You will not be able to beat the program over and over again with the same gambit using this approach and I think it's the best you can do. Of course you can apply rote learning and just tell the computer what move to play, but I would rather the computer UNDERSTANDS what it is doing as opposed to just memorizing lines of play.
Just by using the Mchess book learning idea? The problem is that your statement was not quite "complete." You will not be able to beat the program over and over again, until it tries every legal move and stumbles into the correct one. And if there is a similar problem at the next move, you just made this an N*N game problem where you lose (N-1)^2 games first. Too painful, and too slow. And in some of the "fun" openings, that might become (N-1)^x where x is _large_.




To be sure this is not perfect. We are leveraging the fact that modern program play like super-grandmasters and even if they do not understand a position, they will usually play correctly. Komodo doesn't know the Evans Gambit, but if I walk it through, it almost always plays a popular line. That does not mean it understands the opening, but you must be capable of very strong play in order to expand opening theory. A few years ago this was not yet feasible for computers but I think the time has come.

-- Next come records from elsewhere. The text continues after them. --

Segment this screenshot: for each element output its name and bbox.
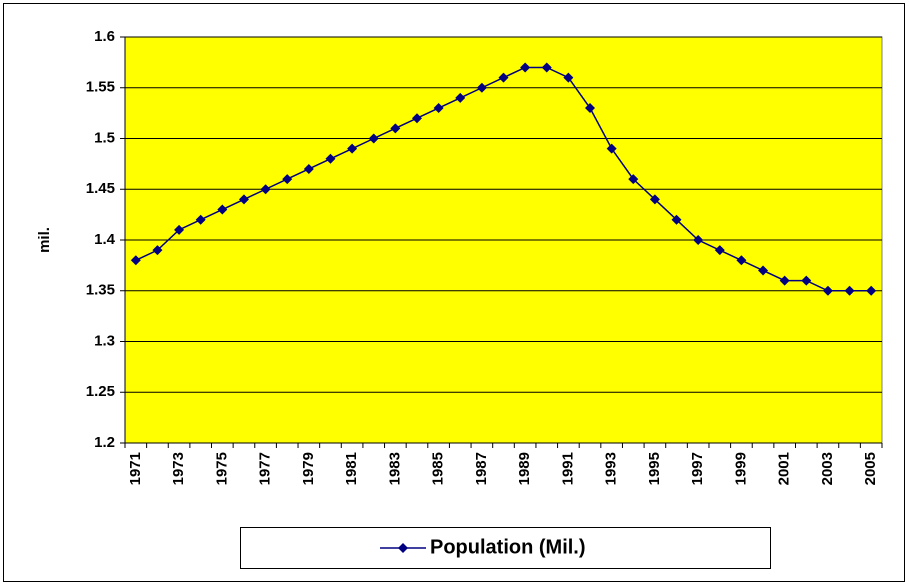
x-tick-label: 1973 bbox=[170, 452, 187, 485]
data-point bbox=[130, 255, 141, 266]
data-point bbox=[649, 194, 660, 205]
y-tick-label: 1.45 bbox=[86, 180, 115, 197]
data-point bbox=[498, 72, 509, 83]
data-point bbox=[238, 194, 249, 205]
data-point bbox=[520, 62, 531, 73]
y-tick-label: 1.6 bbox=[94, 28, 115, 45]
x-tick-label: 1971 bbox=[127, 452, 144, 485]
data-point bbox=[866, 285, 877, 296]
x-tick-label: 1997 bbox=[689, 452, 706, 485]
data-point bbox=[303, 163, 314, 174]
data-point bbox=[758, 265, 769, 276]
y-tick-label: 1.25 bbox=[86, 383, 115, 400]
data-point bbox=[476, 82, 487, 93]
data-point bbox=[693, 235, 704, 245]
data-point bbox=[152, 245, 163, 256]
data-point bbox=[736, 255, 747, 266]
data-point bbox=[563, 72, 574, 83]
x-tick-label: 1991 bbox=[559, 452, 576, 485]
data-point bbox=[628, 174, 639, 185]
data-point bbox=[433, 103, 444, 114]
data-point bbox=[174, 224, 185, 235]
data-point bbox=[844, 285, 855, 296]
x-tick-label: 1999 bbox=[732, 452, 749, 485]
data-point bbox=[390, 123, 401, 134]
data-point bbox=[714, 245, 725, 256]
data-point bbox=[585, 103, 596, 114]
x-tick-label: 1981 bbox=[343, 452, 360, 485]
data-point bbox=[411, 113, 422, 124]
data-point bbox=[455, 92, 466, 103]
data-point bbox=[606, 143, 617, 154]
x-tick-label: 1983 bbox=[386, 452, 403, 485]
y-tick-label: 1.35 bbox=[86, 282, 115, 299]
x-tick-label: 1977 bbox=[257, 452, 274, 485]
x-tick-label: 1975 bbox=[213, 452, 230, 485]
legend-label: Population (Mil.) bbox=[430, 536, 586, 558]
data-point bbox=[671, 214, 682, 225]
data-point bbox=[541, 62, 552, 73]
data-point bbox=[347, 143, 358, 154]
x-tick-label: 2003 bbox=[819, 452, 836, 485]
x-tick-label: 1995 bbox=[646, 452, 663, 485]
x-tick-label: 1987 bbox=[473, 452, 490, 485]
legend-marker bbox=[398, 543, 408, 553]
data-point bbox=[325, 153, 336, 164]
data-point bbox=[801, 275, 812, 286]
data-point bbox=[282, 174, 293, 185]
x-tick-label: 1993 bbox=[603, 452, 620, 485]
x-tick-label: 2005 bbox=[862, 452, 879, 485]
y-tick-label: 1.4 bbox=[94, 231, 116, 248]
y-tick-label: 1.2 bbox=[94, 434, 115, 451]
data-point bbox=[368, 133, 379, 144]
x-tick-label: 2001 bbox=[776, 452, 793, 485]
data-point bbox=[822, 285, 833, 296]
x-tick-label: 1989 bbox=[516, 452, 533, 485]
y-tick-label: 1.5 bbox=[94, 129, 115, 146]
data-point bbox=[217, 204, 228, 215]
legend-box bbox=[240, 527, 771, 569]
y-tick-label: 1.55 bbox=[86, 79, 115, 96]
x-tick-label: 1985 bbox=[430, 452, 447, 485]
data-point bbox=[260, 184, 271, 195]
y-tick-label: 1.3 bbox=[94, 332, 115, 349]
x-tick-label: 1979 bbox=[300, 452, 317, 485]
data-point bbox=[195, 214, 206, 225]
data-point bbox=[779, 275, 790, 286]
y-axis-label: mil. bbox=[36, 227, 53, 253]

Another good test is the Najdorf as white or black. Some of those attacks are 20-25 moves deep to where you begin to see that your move way back was flawed. There are still _plenty_ of openings that computers don't do very well at.

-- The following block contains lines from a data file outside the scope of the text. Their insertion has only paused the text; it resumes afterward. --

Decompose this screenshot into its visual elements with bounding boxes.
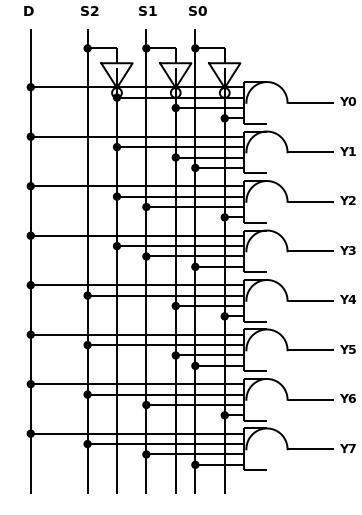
Circle shape bbox=[192, 45, 199, 52]
Circle shape bbox=[84, 341, 91, 349]
Text: D: D bbox=[23, 5, 34, 19]
Circle shape bbox=[84, 45, 91, 52]
Circle shape bbox=[172, 302, 179, 310]
Text: Y4: Y4 bbox=[340, 294, 357, 307]
Circle shape bbox=[84, 441, 91, 448]
Circle shape bbox=[114, 94, 121, 101]
Circle shape bbox=[28, 282, 34, 289]
Text: S2: S2 bbox=[80, 5, 100, 19]
Text: S0: S0 bbox=[188, 5, 207, 19]
Circle shape bbox=[28, 84, 34, 91]
Circle shape bbox=[221, 214, 228, 221]
Circle shape bbox=[143, 402, 150, 408]
Text: S1: S1 bbox=[139, 5, 158, 19]
Circle shape bbox=[192, 363, 199, 369]
Circle shape bbox=[143, 451, 150, 458]
Circle shape bbox=[114, 144, 121, 150]
Circle shape bbox=[114, 243, 121, 250]
Circle shape bbox=[172, 105, 179, 111]
Circle shape bbox=[28, 331, 34, 338]
Text: Y3: Y3 bbox=[340, 245, 357, 258]
Circle shape bbox=[192, 264, 199, 270]
Text: Y7: Y7 bbox=[340, 443, 357, 456]
Circle shape bbox=[192, 164, 199, 171]
Text: Y6: Y6 bbox=[340, 393, 357, 406]
Circle shape bbox=[192, 461, 199, 468]
Circle shape bbox=[221, 115, 228, 122]
Circle shape bbox=[114, 193, 121, 200]
Text: Y2: Y2 bbox=[340, 195, 357, 208]
Circle shape bbox=[143, 45, 150, 52]
Circle shape bbox=[172, 154, 179, 161]
Circle shape bbox=[221, 412, 228, 419]
Circle shape bbox=[28, 381, 34, 388]
Circle shape bbox=[172, 352, 179, 359]
Circle shape bbox=[28, 232, 34, 239]
Circle shape bbox=[84, 292, 91, 299]
Circle shape bbox=[143, 203, 150, 211]
Text: Y1: Y1 bbox=[340, 146, 357, 159]
Circle shape bbox=[28, 430, 34, 437]
Circle shape bbox=[143, 253, 150, 260]
Circle shape bbox=[28, 183, 34, 190]
Circle shape bbox=[28, 133, 34, 140]
Circle shape bbox=[221, 313, 228, 320]
Text: Y5: Y5 bbox=[340, 344, 357, 357]
Circle shape bbox=[84, 391, 91, 398]
Text: Y0: Y0 bbox=[340, 96, 357, 109]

The biggest problem was layed out by the late Tony Scherzer many years ago in a paper he wrote on learning. It works great in many positions but poorly in others. The problem that can happen is that the computer does not understand position P and FIRST has to learn 10 ways to lose before it finally gets the point. During each pass through the learning process something is leaned but it just causes the program to play a different losing move! Eventually however enough backtracking happens that the position is understood and the right move is played.

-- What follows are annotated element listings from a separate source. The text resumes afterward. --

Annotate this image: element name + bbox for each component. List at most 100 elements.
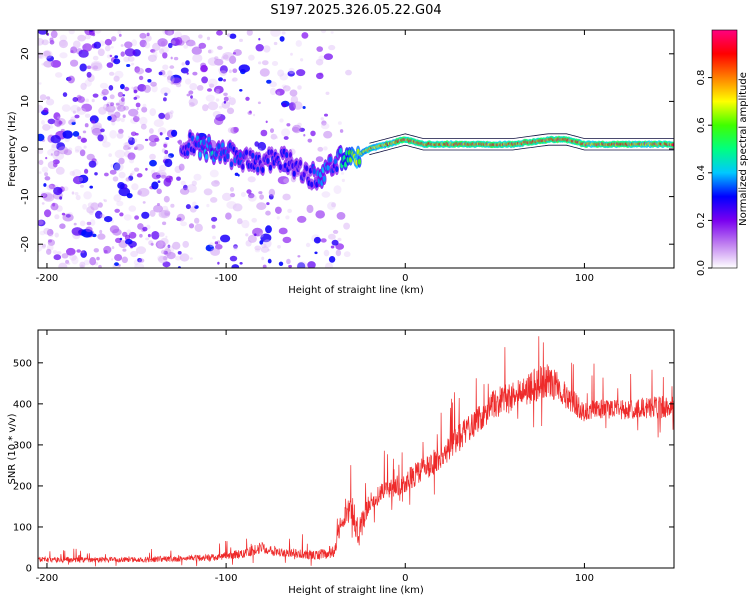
noise-blob <box>113 162 124 172</box>
noise-blob <box>99 125 102 128</box>
y-tick-label: 10 <box>20 95 31 108</box>
x-tick-label: 100 <box>575 273 594 284</box>
noise-blob <box>282 236 292 244</box>
noise-blob <box>113 162 121 171</box>
noise-blob <box>115 102 120 106</box>
noise-blob <box>277 69 285 77</box>
noise-blob <box>126 64 131 67</box>
noise-blob <box>193 173 202 181</box>
noise-blob <box>128 137 136 146</box>
noise-blob <box>117 91 124 98</box>
noise-blob <box>219 70 227 76</box>
ridge-core <box>339 147 343 154</box>
noise-blob <box>120 44 124 47</box>
noise-blob <box>341 172 345 175</box>
noise-blob <box>133 146 139 150</box>
noise-blob <box>77 96 85 103</box>
noise-blob <box>135 132 139 136</box>
noise-blob <box>101 88 109 96</box>
noise-blob <box>109 94 115 100</box>
noise-blob <box>167 75 172 81</box>
ridge-core <box>266 158 270 164</box>
noise-blob <box>137 258 143 263</box>
noise-blob <box>114 262 119 266</box>
noise-blob <box>343 251 351 258</box>
noise-blob <box>270 133 277 140</box>
ridge-edge-lower <box>369 144 674 156</box>
noise-blob <box>41 63 45 66</box>
noise-blob <box>150 49 156 53</box>
noise-blob <box>74 145 83 152</box>
noise-blob <box>262 264 267 268</box>
noise-blob <box>54 232 59 238</box>
noise-blob <box>225 212 232 220</box>
noise-blob <box>296 261 308 268</box>
noise-blob <box>164 30 175 36</box>
ridge-core <box>357 158 361 165</box>
noise-blob <box>156 188 162 195</box>
noise-blob <box>182 240 189 248</box>
ridge-core <box>671 143 674 147</box>
noise-blob <box>171 40 176 45</box>
noise-blob <box>126 193 133 199</box>
noise-blob <box>152 50 158 56</box>
noise-blob <box>160 87 171 96</box>
spectrogram-xlabel: Height of straight line (km) <box>288 285 424 296</box>
y-tick-label: -10 <box>20 188 31 204</box>
noise-blob <box>56 251 62 255</box>
noise-blob <box>133 115 140 123</box>
noise-blob <box>229 55 237 64</box>
noise-blob <box>80 82 87 90</box>
noise-blob <box>323 53 333 60</box>
noise-blob <box>83 191 92 200</box>
noise-blob <box>331 239 339 246</box>
noise-blob <box>86 221 92 226</box>
noise-blob <box>159 164 167 172</box>
noise-blob <box>111 258 114 261</box>
noise-blob <box>164 210 171 216</box>
noise-blob <box>300 58 304 62</box>
x-tick-label: -200 <box>36 273 59 284</box>
noise-blob <box>76 107 87 115</box>
noise-blob <box>144 35 152 42</box>
noise-blob <box>170 110 174 114</box>
noise-blob <box>162 256 168 261</box>
noise-blob <box>63 149 72 156</box>
noise-blob <box>269 81 277 88</box>
noise-blob <box>227 127 235 134</box>
noise-blob <box>46 248 52 255</box>
noise-blob <box>74 149 80 153</box>
noise-blob <box>165 235 168 239</box>
noise-blob <box>71 191 75 195</box>
noise-blob <box>70 50 74 54</box>
noise-blob <box>45 156 48 160</box>
noise-blob <box>118 171 126 179</box>
noise-blob <box>76 106 81 112</box>
noise-blob <box>99 214 105 219</box>
noise-blob <box>175 36 183 46</box>
noise-blob <box>130 131 137 137</box>
snr-line <box>38 336 674 567</box>
noise-blob <box>161 46 170 53</box>
noise-blob <box>128 146 131 150</box>
noise-blob <box>72 110 76 114</box>
noise-blob <box>71 255 79 265</box>
noise-blob <box>69 170 76 176</box>
noise-blob <box>268 194 274 200</box>
noise-blob <box>70 104 80 114</box>
noise-blob <box>97 202 103 208</box>
noise-blob <box>147 233 151 238</box>
noise-blob <box>46 228 54 237</box>
noise-blob <box>336 212 346 220</box>
noise-blob <box>142 103 147 108</box>
noise-blob <box>266 79 272 84</box>
noise-blob <box>41 39 49 46</box>
ridge-core <box>207 136 211 143</box>
noise-blob <box>131 183 139 191</box>
noise-blob <box>286 123 291 127</box>
noise-blob <box>134 215 140 220</box>
noise-blob <box>257 141 267 151</box>
noise-blob <box>166 252 176 260</box>
noise-blob <box>166 74 175 84</box>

It is worse than that. The fact that moving a single pawn, which does not change the dynamics on the board at all, still invalidates everything that has been learned. That is a problem.

But keep in mind that these experiments were done when computers were 1000 ELO weaker than today and memory was scarce. We now have the resources to do this so much better. And the computer will converge on the right understand much more quickly these days. Scherzer showed that the approach worked and that the program would eventually converge on the correct move, but it was a question of how long it would take.
A rat eventually finds his way out of a maze, but after a _bunch_ of wrong turns. Each of which represents a lost game. Humans don't learn like that, thankfully...
I agree with just about everything you are saying. However what I am looking for is a way to always come out of book with a position the program likes. I'm not stating this as a fact but I consider it a strong hypothesis - given two objectively equal positions a program should play the one it prefers.


I'm also not proposing a fully automated approach because I appreciate that it will still require a lot of attention by a book expert. For instance I realize that the program could conceivably come out of book with a dead lost position that the program is happy with. There will be cases where an automated approach cannot correct this with a reasonable amount of effort so it will require manual human intervention. I'm not denying that. But I see no reason that a hybrid approach cannot be best. If the computer can decide what to play and build the bulk of the book itself and I can over-ride it's choices whenever I want to, then the lower bound on it's value is the same as a book created solely by humans.